Bruce
Sterling est indéniablement sous les feux de la rampe : Après
"Les mailles du réseau", c'est au tour de "Schismatrice"
d'être réédité par Folio SF (sous une jolie
couverture). Mais il y a une surprise.
Ce n'est pas (en fait) de "Schismatrice" qu'il s'agit, mais
bien de "Schismatrice +", c'est-à-dire d'une édition
augmentée de quelques courtes nouvelles, toutes évidemment
situées dans l'univers de la Schismatrice, un univers bien difficile
à appréhender.
Pour le fan, c'est une bonne nouvelle, et pour les autres, c'est aussi
une bonne nouvelle, tant "Schismatrice +" s'impose comme l'un
des textes définitifs de la SF.
La très grande force de "Schismatrice +", c'est d'être
volontairement obscur. STERLING tisse son histoire à la manière
du "j'y suis". En clair, on ne trouve que très peu
d'explications sur la structure de l'univers décrit. Tout est
"évident "et n'a pas à s'expliquer. Le lecteur
est d'abord perdu, puis peu à peu séduit, et enfin éclairé
quant au pourquoi du comment.
Pour vous donner une idée, imaginez un roman actuel qui met en
scène (avec naturel) le monde moderne, ses avions, ses ordinateurs
et son électricité. Pour l'auteur, point n'est besoin
d'expliquer ce qu'est un avion ou une ampoule électrique. Cela
fait partie de la sphère intime de connaissance du lecteur. Imaginez
maintenant que ce roman (par une faille spatio-temporelle quelconque)

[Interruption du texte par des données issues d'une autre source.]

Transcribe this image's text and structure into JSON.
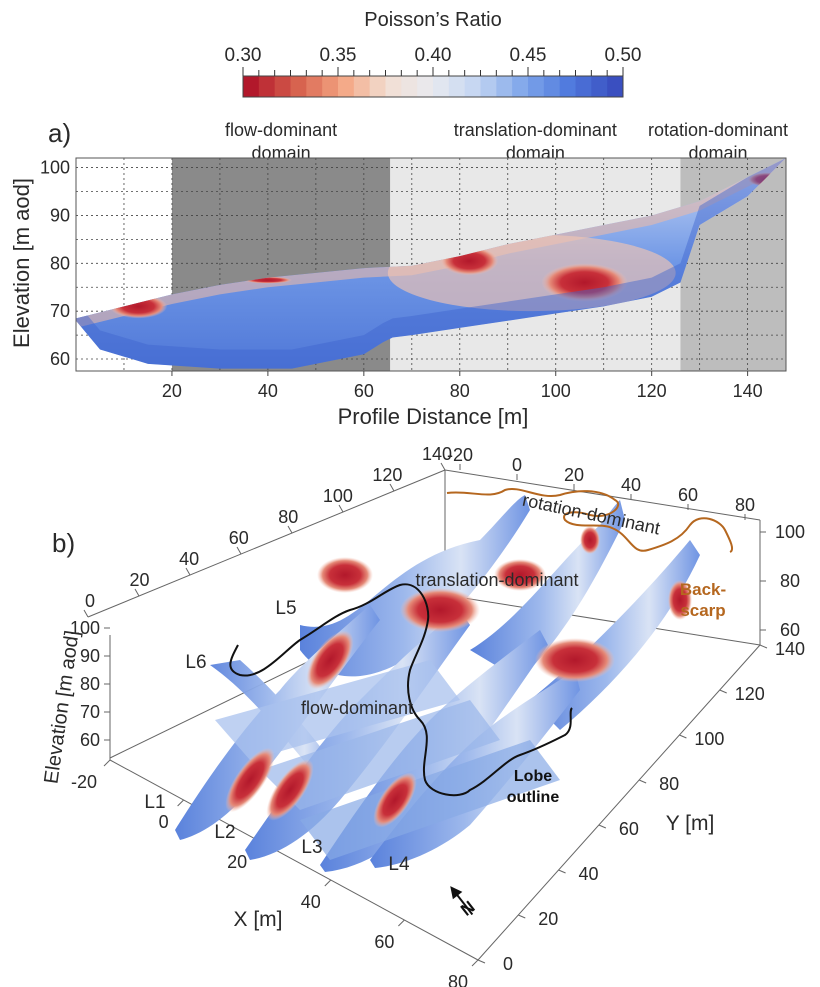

soit lu par une personne normalement cultivée de la fin du XIXème
siècle. L'électricité, il connaît, mais cela
reste tout de même réduit. Les avions, on commence à
s'en douter, et même à l'envisager sérieusement.
Mais pour les ordinateurs· Il va lui falloir se taper l'intégralité
du roman avant (peut-être) de comprendre de quoi il s'agit.
"Schismatrice +"est (en quelque sorte) ce roman. Et quant
au lecteur de la fin du XIXème siècle, c'est nous, et
c'est çà qui est intéressant.
Car "Schismatrice +"est un roman très fort. Impossible
à dater précisément, l'action se situe dans un
futur sans doute pas si éloigné. Un futur où l'humanité
a quasiment déserté la terre, et où une post-humanité
confinée au vide spatiale s'organise en sociétés
complexes dans des habitats artificiels. De ces cités-états
monstrueuses, on retient avant tout l'aspect commercial, avant de saisir
que c'est tout l'univers humain qui se scinde autour de deux grandes
factions : Les morphos, familles de clones génétiquement
modifiés, adeptes de l'amélioration de l'espèce,
et les mécas, humains plus ou moins greffés aux machines.
On trouve également quelques extraterrestres, dont la nature
profonde reste avant tout le commerce.
STERLING trace le chemin d'Abélard Lindsay, simple individu dont
l'aventure est tout simplement impossible à résumer. Il
suffit de savoir que les possibilités d'évolution humaine
développées par STERLING sont tout simplement stupéfiantes
de crédibilité. D'une certaine manière, c'est effrayant,
mais d'un autre point de vue, c'est fascinant. Si l'intrigue est compliquée
(peut-on d'ailleurs parler d'intrigue, dans cette multitude de récits
éclatés ?), l'ensemble n'en reste pas moins d'une rare
cohérence, et STERLING nous livre peu à peu certaines
clés qui permettent de mieux saisir les histoires sous-jacentes.
C'est un vrai régal, et c'est une vraie réflexion sur
le devenir de l'humanité. Bravo Bruce, tu a réussi à
nous faire oublier "Les mailles du réseau ".